Arrivés sur place, l’épaisse fumée qui se dégage de la chaudière se voit de loin. Avec en-dessous, une carriole sur laquelle repose l’alambic que Dominique Coudé trimballe « huit mois de l’année, cinq jours sur sept », sur un rayon d’une vingtaine de kilomètres autour de Josselin où il réside. Il est l’un des vingt distillateurs encore en activité dans la région. Dans les années 50, ils étaient plus de 300…

« Je me suis garé à côté d’un ancien lavoir car faut une réserve d’eau pour la colonne de refroidissement », précise le quinquagénaire, affairé à installer le matos alors que les premiers clients, prévenus par une petite annonce parue dans le journal, débarquent. En tracteur pour la plupart.

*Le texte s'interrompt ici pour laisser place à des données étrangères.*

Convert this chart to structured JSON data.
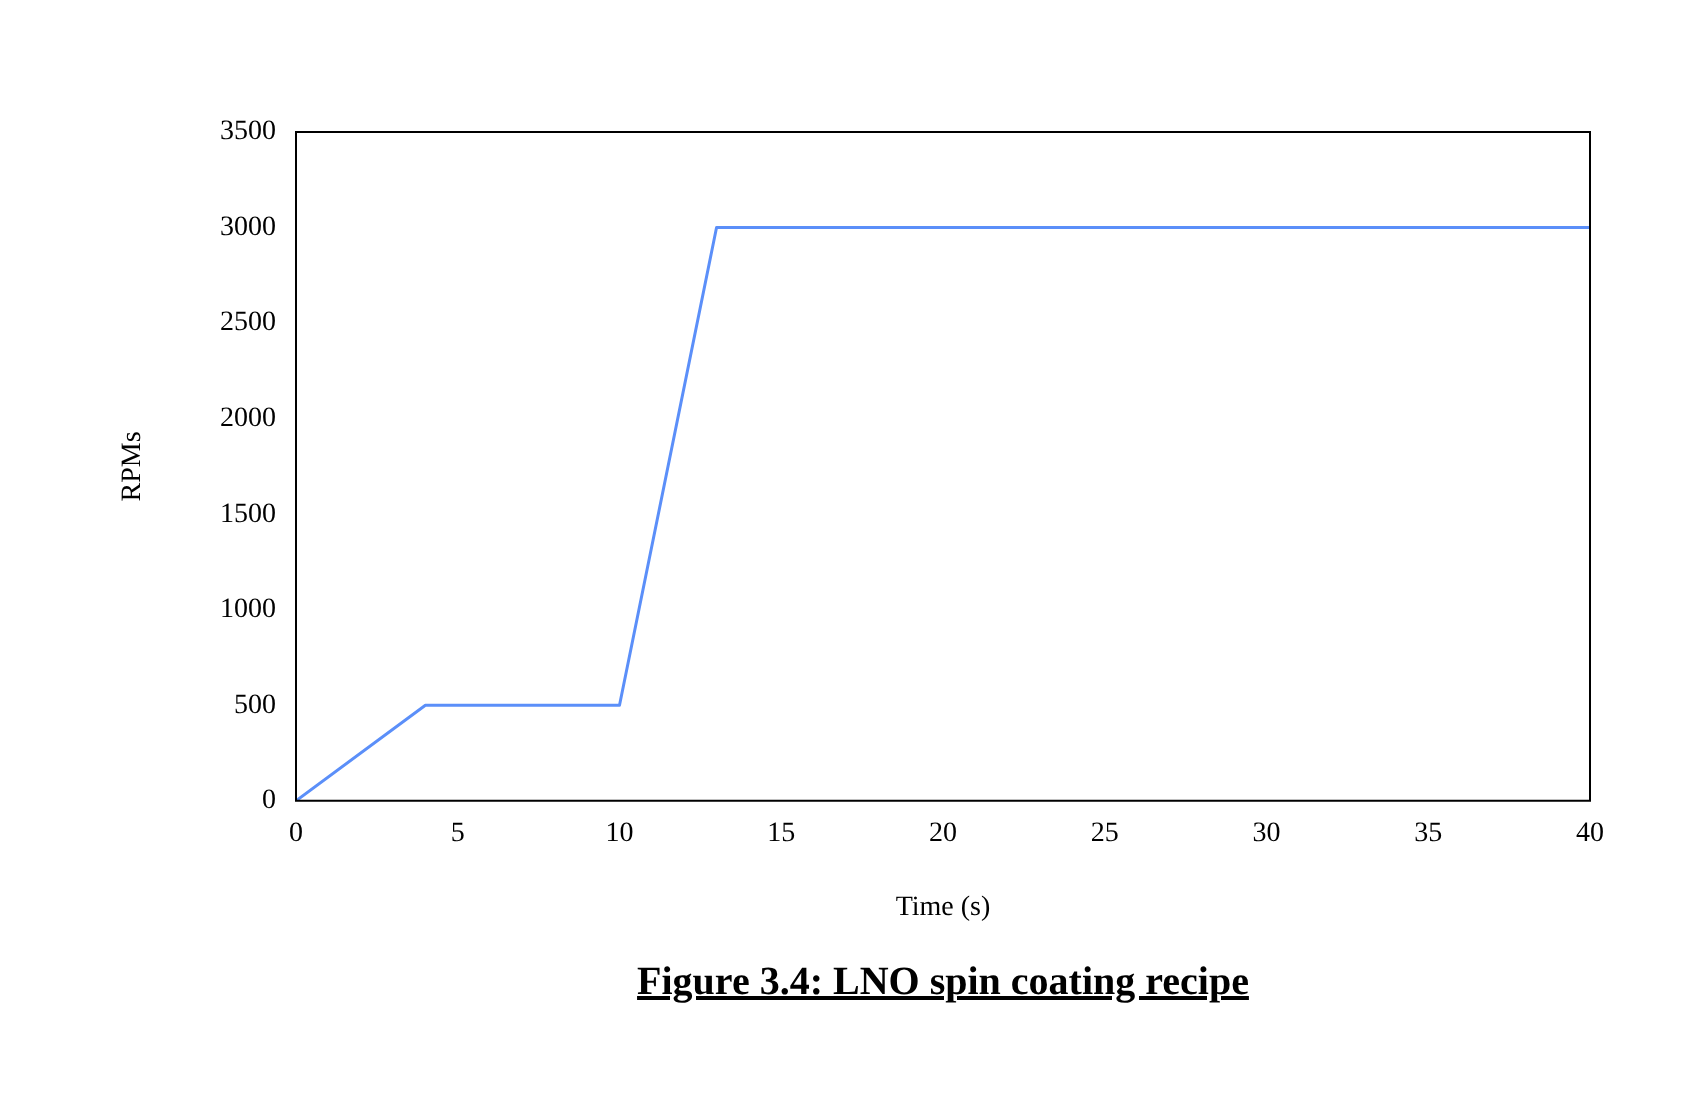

L’équipement de Dominique Coudé est sommaire : une grande cuve où transférer le liquide à distiller – en l’occurrence du cidre –, chauffé par un foyer alimenté au bois, un chapiteau d’où s’échappent les vapeurs d’alcool et un serpentin réfrigérant. À la sortie de la tuyauterie, c’est une liqueur plus ou moins pure qui s’écoule et qu’il est possible de doser grâce à un densimètre.

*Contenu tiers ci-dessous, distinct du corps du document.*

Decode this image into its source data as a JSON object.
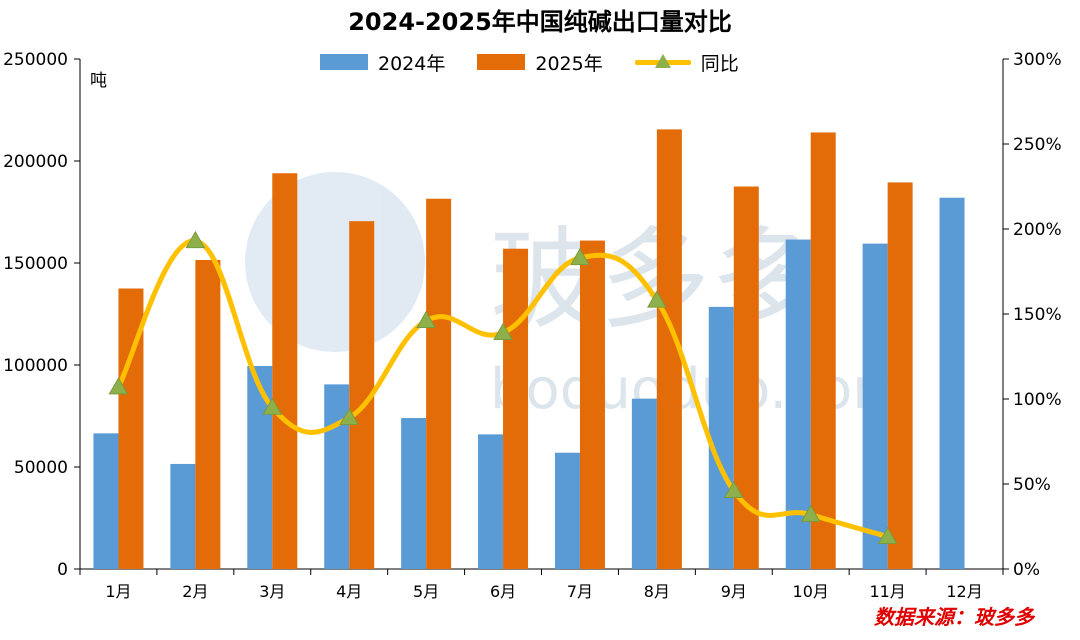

Pour l’eau de vie de cidre (la « gnôle » en VO), le distillateur cale sa machine pour obtenir un liquide à 50°. « Attention hein, c’est pas fait pour boire sec ! », rigole un des clients arrivé en Massey Ferguson, avec dans sa remorque deux tonneaux de 225 litres. « C’est un restant de vieux cidre, explique l’agriculteur retraité, en trempant son doigt dans le filet de liche artisanal qui coule dans un seau. Plutôt que de le foutre à la douve, je le transforme. »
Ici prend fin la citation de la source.